In this case, as discussed above, the complaint indicates that Plaintiff was provided a new hearing as the associate warden ordered the RVR to be re-issued and the disciplinary proceeding to be “reheard.” See ECF No. 1 (Complaint), pg. 15. Again, Plaintiff does not provide any details as to the new hearing. As a result, it is possible the new hearing provided an adequate post-deprivation remedy to the extent violations occurred with respect to the original hearing, in which case Plaintiff would not be able to state a claim. It is also possible that procedural due process protections were not provided with respect to the new hearing. As with his claims against Defendants Bowen and Nedelcu, Plaintiff will be provided an opportunity to amend to allege further facts to establish, if he can, a procedural due process violation as against Defendants Osuna, Footman, Fletcher, and Orman.
III. CONCLUSION
Because it is possible that the deficiencies identified in this order may be cured by amending the complaint, Plaintiff is entitled to leave to amend prior to dismissal of the entire action. See Lopez v. Smith, 203 F.3d 1122, 1126, 1131 (9th Cir. 2000) (en banc). Plaintiff is informed that, as a general rule, an amended complaint supersedes the original complaint. See Ferdik v. Bonzelet, 963 F.2d 1258, 1262 (9th Cir. 1992). Thus, following dismissal with leave to amend, all claims alleged in the original complaint which are not alleged in the amended complaint are waived. See King v. Atiyeh, 814 F.2d 565, 567 (9th Cir. 1987). Therefore, if Plaintiff amends the complaint, the Court cannot refer to the prior pleading in order to make Plaintiffs amended complaint complete. See Local Rule 220. An amended complaint must be complete in itself without reference to any prior pleading. See id.
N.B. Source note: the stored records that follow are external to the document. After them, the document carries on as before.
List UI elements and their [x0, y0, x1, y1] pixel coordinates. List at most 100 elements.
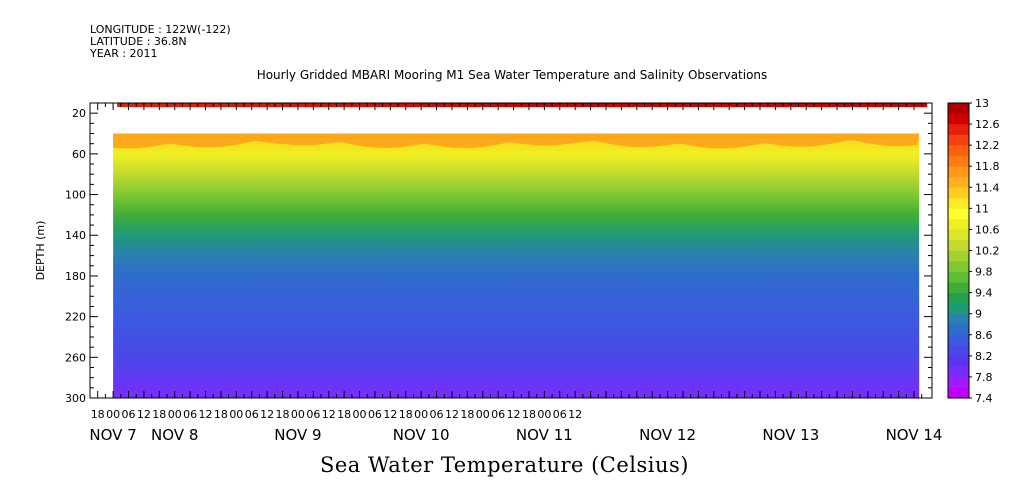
x-hour-label: 18 [399, 408, 413, 421]
x-day-label: NOV 9 [274, 426, 321, 444]
colorbar-swatch [948, 229, 969, 241]
x-hour-label: 06 [553, 408, 567, 421]
colorbar-label: 8.6 [975, 329, 993, 342]
colorbar-label: 10.2 [975, 245, 1000, 258]
colorbar-swatch [948, 303, 969, 315]
y-tick-label: 100 [65, 189, 86, 202]
colorbar-swatch [948, 355, 969, 367]
x-hour-label: 18 [276, 408, 290, 421]
y-axis-title: DEPTH (m) [34, 221, 47, 281]
colorbar-swatch [948, 313, 969, 325]
y-tick-label: 220 [65, 311, 86, 324]
x-hour-label: 18 [522, 408, 536, 421]
colorbar-swatch [948, 250, 969, 262]
x-hour-label: 12 [383, 408, 397, 421]
colorbar-swatch [948, 176, 969, 188]
y-tick-label: 180 [65, 270, 86, 283]
colorbar-swatch [948, 166, 969, 178]
y-tick-label: 300 [65, 392, 86, 405]
colorbar-label: 7.8 [975, 371, 993, 384]
x-hour-label: 12 [445, 408, 459, 421]
colorbar-swatch [948, 155, 969, 167]
x-axis-title: Sea Water Temperature (Celsius) [319, 453, 689, 477]
colorbar-label: 8.2 [975, 350, 993, 363]
warm-fringe [113, 133, 920, 149]
colorbar-swatch [948, 271, 969, 283]
y-axis: 20 60 100 140 180 220 260 300 DEPTH (m) [34, 102, 932, 405]
colorbar-swatch [948, 103, 969, 114]
colorbar-label: 9.8 [975, 266, 993, 279]
water-column-field [113, 133, 920, 398]
x-hour-label: 06 [245, 408, 259, 421]
colorbar-swatch [948, 366, 969, 378]
colorbar-swatch [948, 334, 969, 346]
x-hour-label: 12 [137, 408, 151, 421]
x-day-label: NOV 8 [151, 426, 198, 444]
x-hour-label: 06 [122, 408, 136, 421]
x-hour-label: 12 [507, 408, 521, 421]
x-hour-label: 00 [229, 408, 243, 421]
colorbar-swatch [948, 376, 969, 388]
colorbar-swatch [948, 282, 969, 293]
plot-area [89, 102, 933, 399]
colorbar-swatch [948, 218, 969, 230]
colorbar-swatch [948, 134, 969, 146]
colorbar-swatch [948, 208, 969, 220]
colorbar-swatch [948, 292, 969, 304]
y-tick-label: 260 [65, 351, 86, 364]
colorbar-label: 13 [975, 97, 989, 110]
x-day-label: NOV 13 [762, 426, 819, 444]
x-hour-label: 00 [537, 408, 551, 421]
colorbar-swatch [948, 145, 969, 156]
x-hour-label: 18 [91, 408, 105, 421]
colorbar-label: 11.8 [975, 160, 1000, 173]
colorbar-label: 11 [975, 202, 989, 215]
colorbar-swatch [948, 239, 969, 251]
x-hour-label: 12 [199, 408, 213, 421]
year-label: YEAR : 2011 [90, 47, 158, 60]
x-hour-label: 06 [368, 408, 382, 421]
x-hour-label: 06 [306, 408, 320, 421]
colorbar-label: 9 [975, 308, 982, 321]
x-day-label: NOV 14 [886, 426, 943, 444]
colorbar-swatch [948, 387, 969, 399]
colorbar-swatch [948, 261, 969, 272]
x-hour-label: 18 [214, 408, 228, 421]
x-hour-label: 06 [491, 408, 505, 421]
colorbar-swatch [948, 187, 969, 199]
x-hour-label: 00 [106, 408, 120, 421]
colorbar-swatch [948, 197, 969, 209]
chart-title: Hourly Gridded MBARI Mooring M1 Sea Wate… [256, 68, 768, 82]
x-hour-label: 12 [322, 408, 336, 421]
x-hour-label: 00 [291, 408, 305, 421]
x-hour-label: 06 [430, 408, 444, 421]
x-day-label: NOV 10 [393, 426, 450, 444]
colorbar-label: 10.6 [975, 223, 1000, 236]
x-hour-label: 18 [337, 408, 351, 421]
x-day-label: NOV 11 [516, 426, 573, 444]
x-hour-label: 00 [476, 408, 490, 421]
y-tick-label: 140 [65, 229, 86, 242]
colorbar-swatch [948, 113, 969, 125]
longitude-label: LONGITUDE : 122W(-122) [90, 23, 231, 36]
y-tick-label: 20 [72, 107, 86, 120]
colorbar-label: 7.4 [975, 392, 993, 405]
latitude-label: LATITUDE : 36.8N [90, 35, 187, 48]
x-day-label: NOV 12 [639, 426, 696, 444]
x-day-label: NOV 7 [89, 426, 136, 444]
colorbar-label: 12.6 [975, 118, 1000, 131]
colorbar-swatch [948, 324, 969, 336]
x-hour-label: 18 [152, 408, 166, 421]
x-hour-label: 12 [568, 408, 582, 421]
x-hour-label: 12 [260, 408, 274, 421]
colorbar-swatch [948, 124, 969, 135]
x-hour-label: 00 [168, 408, 182, 421]
colorbar-label: 9.4 [975, 287, 993, 300]
plot-frame [89, 102, 933, 399]
colorbar-label: 12.2 [975, 139, 1000, 152]
x-hour-label: 00 [414, 408, 428, 421]
colorbar: 7.4 7.8 8.2 8.6 9 9.4 9.8 10.2 10.6 11 11.4 11.8 12.… [947, 97, 1000, 405]
y-tick-label: 60 [72, 148, 86, 161]
surface-temperature-band [117, 103, 928, 108]
x-hour-label: 06 [183, 408, 197, 421]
If Plaintiff chooses to amend the complaint, Plaintiff must demonstrate how the conditions complained of have resulted in a deprivation of Plaintiff's constitutional rights. See Ellis v. Cassidy, 625 F.2d 227 (9th Cir. 1980). The complaint must allege in specific terms how each named defendant is involved, and must set forth some affirmative link or connection between each defendant's actions and the claimed deprivation. See May v. Enomoto, 633 F.2d 164, 167 (9th Cir. 1980); Johnson v. Duffy, 588 F.2d 740, 743 (9th Cir. 1978).
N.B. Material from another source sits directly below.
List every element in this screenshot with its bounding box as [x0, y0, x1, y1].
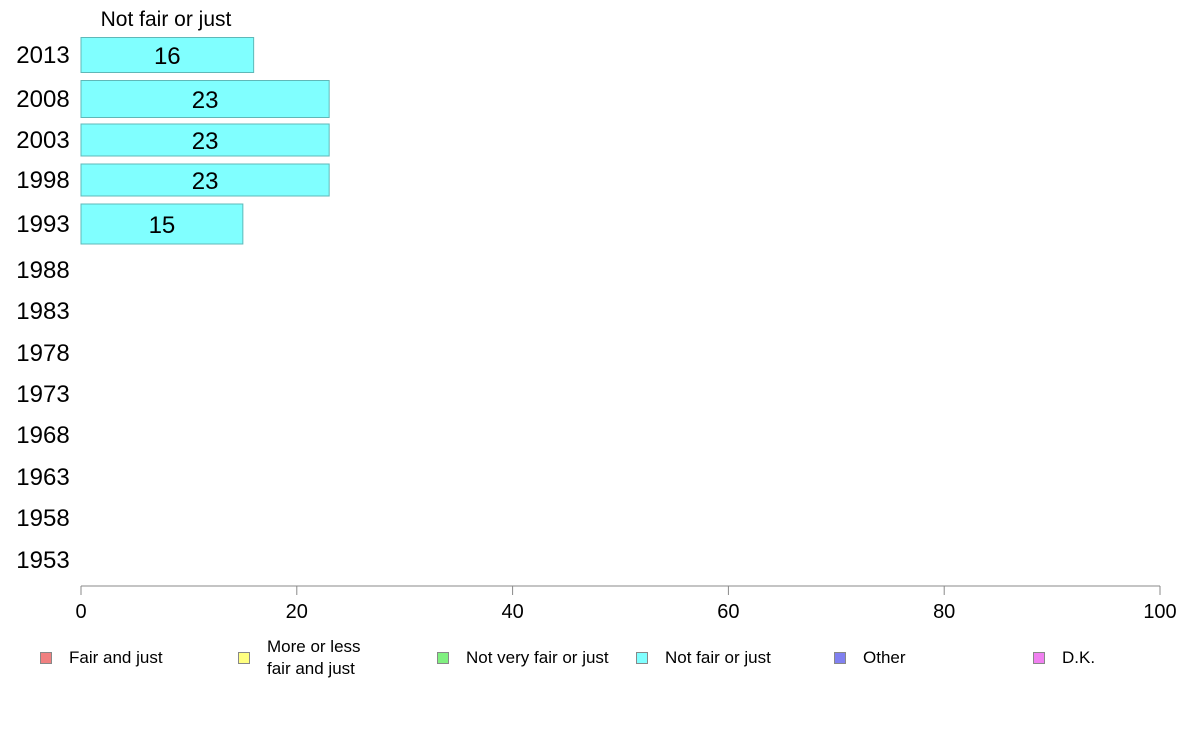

Finally, Plaintiff is warned that failure to file an amended complaint within the time provided in this order may be grounds for dismissal of this action. See Ferdik, 963 F.2d at 1260-61; see also Local Rule 110. Plaintiff is also warned that a complaint which fails to comply with Rule 8 may, in the Court's discretion, be dismissed with prejudice pursuant to Rule 41(b). See Nevijel v. North Coast Life Ins. Co., 651 F.2d 671, 673 (9th Cir. 1981).
Accordingly, IT IS HEREBY ORDERED that:
1. Plaintiff's original complaint is dismissed with leave to amend; and
2. Plaintiff shall file a first amended complaint within 30 days of the date of service of this order.